This month’s cover story, “Outsourcing,” looks at the phenomenon of in-house cleaning departments being outsourced to BSCs and its impact on distributors. I tracked down plenty of of relevant statistics and studies regarding outsourcing’s evolution as a facility management alternative. Advice on dealing with the trend was a bit harder to come by. On the surface, outsourcing resembles an inexorable outcome designed to cut spending and improve efficiency.
Often, cleaning departments bring the problem on themselves and, in many ways, are the authors of their own demise. That’s where a distributor can exert influence.
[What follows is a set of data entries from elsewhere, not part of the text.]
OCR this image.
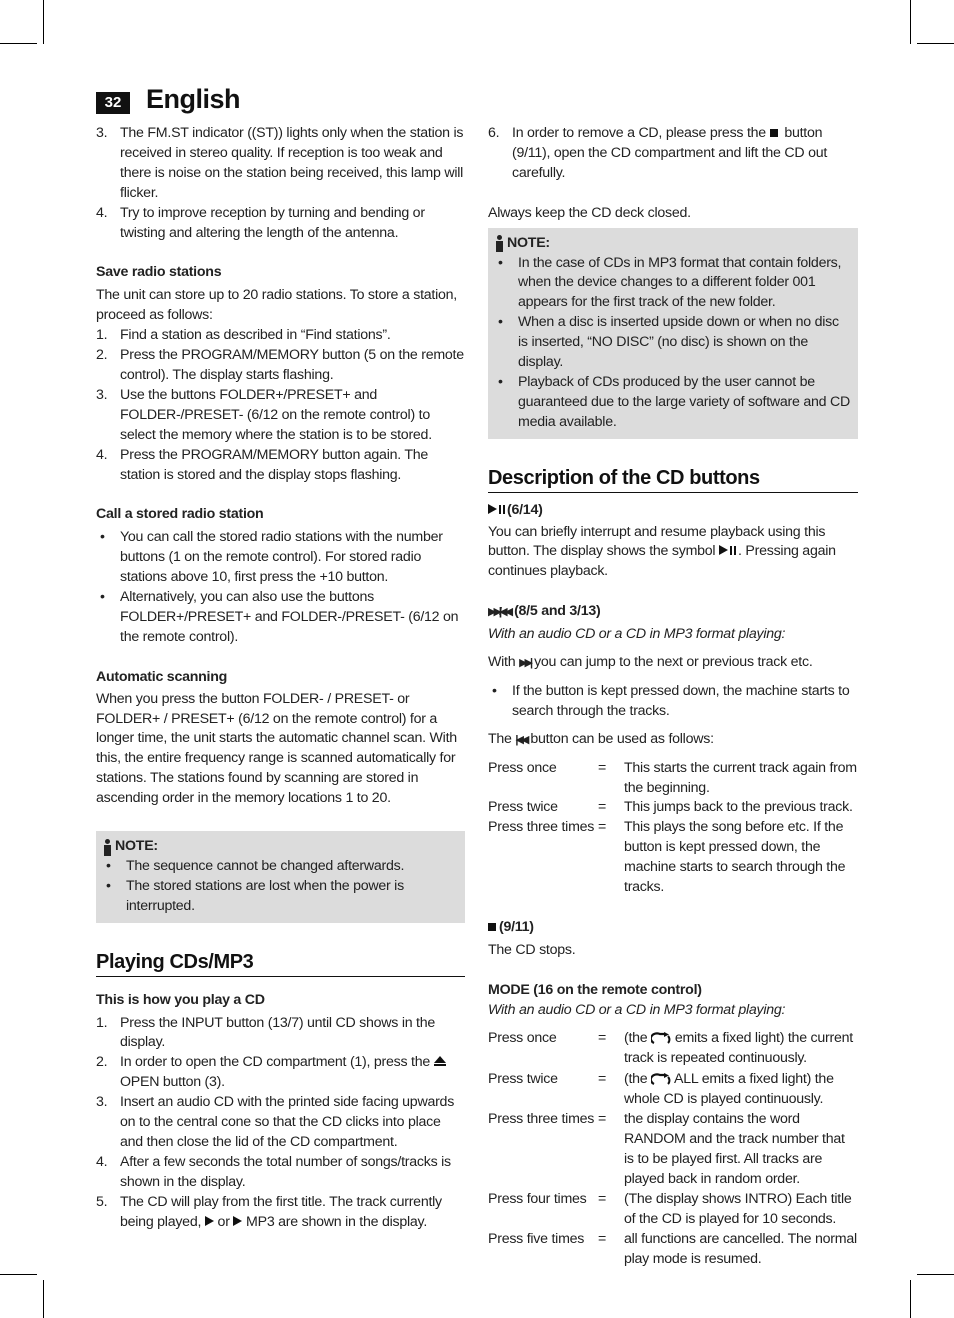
32 English
3. The FM.ST indicator ((ST)) lights only when the station is received in stereo quality. If reception is too weak and there is noise on the station being received, this lamp will flicker.
4. Try to improve reception by turning and bending or twisting and altering the length of the antenna.

Save radio stations

The unit can store up to 20 radio stations. To store a station, proceed as follows:

1. Find a station as described in “Find stations”.
2. Press the PROGRAM/MEMORY button (5 on the remote control). The display starts flashing.
3. Use the buttons FOLDER+/PRESET+ and FOLDER-/PRESET- (6/12 on the remote control) to select the memory where the station is to be stored.
4. Press the PROGRAM/MEMORY button again. The station is stored and the display stops flashing.

Call a stored radio station

• You can call the stored radio stations with the number buttons (1 on the remote control). For stored radio stations above 10, first press the +10 button.
• Alternatively, you can also use the buttons FOLDER+/PRESET+ and FOLDER-/PRESET- (6/12 on the remote control).

Automatic scanning

When you press the button FOLDER- / PRESET- or FOLDER+ / PRESET+ (6/12 on the remote control) for a longer time, the unit starts the automatic channel scan. With this, the entire frequency range is scanned automatically for stations. The stations found by scanning are stored in ascending order in the memory locations 1 to 20.

NOTE:
• The sequence cannot be changed afterwards.
• The stored stations are lost when the power is interrupted.
Playing CDs/MP3

This is how you play a CD

1. Press the INPUT button (13/7) until CD shows in the display.
2. In order to open the CD compartment (1), press the  OPEN button (3).
3. Insert an audio CD with the printed side facing upwards on to the central cone so that the CD clicks into place and then close the lid of the CD compartment.
4. After a few seconds the total number of songs/tracks is shown in the display.
5. The CD will play from the first title. The track currently being played,  or  MP3 are shown in the display.
6. In order to remove a CD, please press the  button (9/11), open the CD compartment and lift the CD out carefully.

Always keep the CD deck closed.

NOTE:
• In the case of CDs in MP3 format that contain folders, when the device changes to a different folder 001 appears for the first track of the new folder.
• When a disc is inserted upside down or when no disc is inserted, “NO DISC” (no disc) is shown on the display.
• Playback of CDs produced by the user cannot be guaranteed due to the large variety of software and CD media available.
Description of the CD buttons

(6/14)

You can briefly interrupt and resume playback using this button. The display shows the symbol . Pressing again continues playback.

▶▶|/|◀◀ (8/5 and 3/13)

With an audio CD or a CD in MP3 format playing:

With ▶▶| you can jump to the next or previous track etc.

• If the button is kept pressed down, the machine starts to search through the tracks.

The |◀◀ button can be used as follows:

Press once	=	This starts the current track again from the beginning.
Press twice	=	This jumps back to the previous track.
Press three times =	This plays the song before etc. If the button is kept pressed down, the machine starts to search through the tracks.

(9/11)

The CD stops.

MODE (16 on the remote control)

With an audio CD or a CD in MP3 format playing:

Press once	=	(the  emits a fixed light) the current track is repeated continuously.
Press twice	=	(the  ALL emits a fixed light) the whole CD is played continuously.
Press three times =	the display contains the word RANDOM and the track number that is to be played first. All tracks are played back in random order.
Press four times =	(The display shows INTRO) Each title of the CD is played for 10 seconds.
Press five times =	all functions are cancelled. The normal play mode is resumed.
After interviewing distributors and experts, I determined that the key to preserving in-house cleaning departments is to ensure that an outsource-vs.-in-house decision never needs to be made.
How? Distributors have devised a number of programs and initiatives designed to make customers better cleaners and better business people.
Performance excellence can mean self-preservation in a highly competitive environment. Do-it-all service providers such as Sodexho, Aramark, ABM and others are vying for business, competing with in-house and BSC-held accounts. These full-service providers offer competitive pricing, and provide a one-stop service shop. Similarly, smaller contractors can offer a tempting array of services and a more cost-effective alternative to in-house cleaning crews. Labor costs represent a big chunk of the average operating budget and the prospect of letting an outsider handle and address labor issues is, indeed, tempting.
Given the high premium some organizations pay for the luxury of doing it “their way,” the in-house cleaning department had better deliver — in spades. And more important, helping customers survive often ends up being a key ingredient in a distributor’s own survival strategy.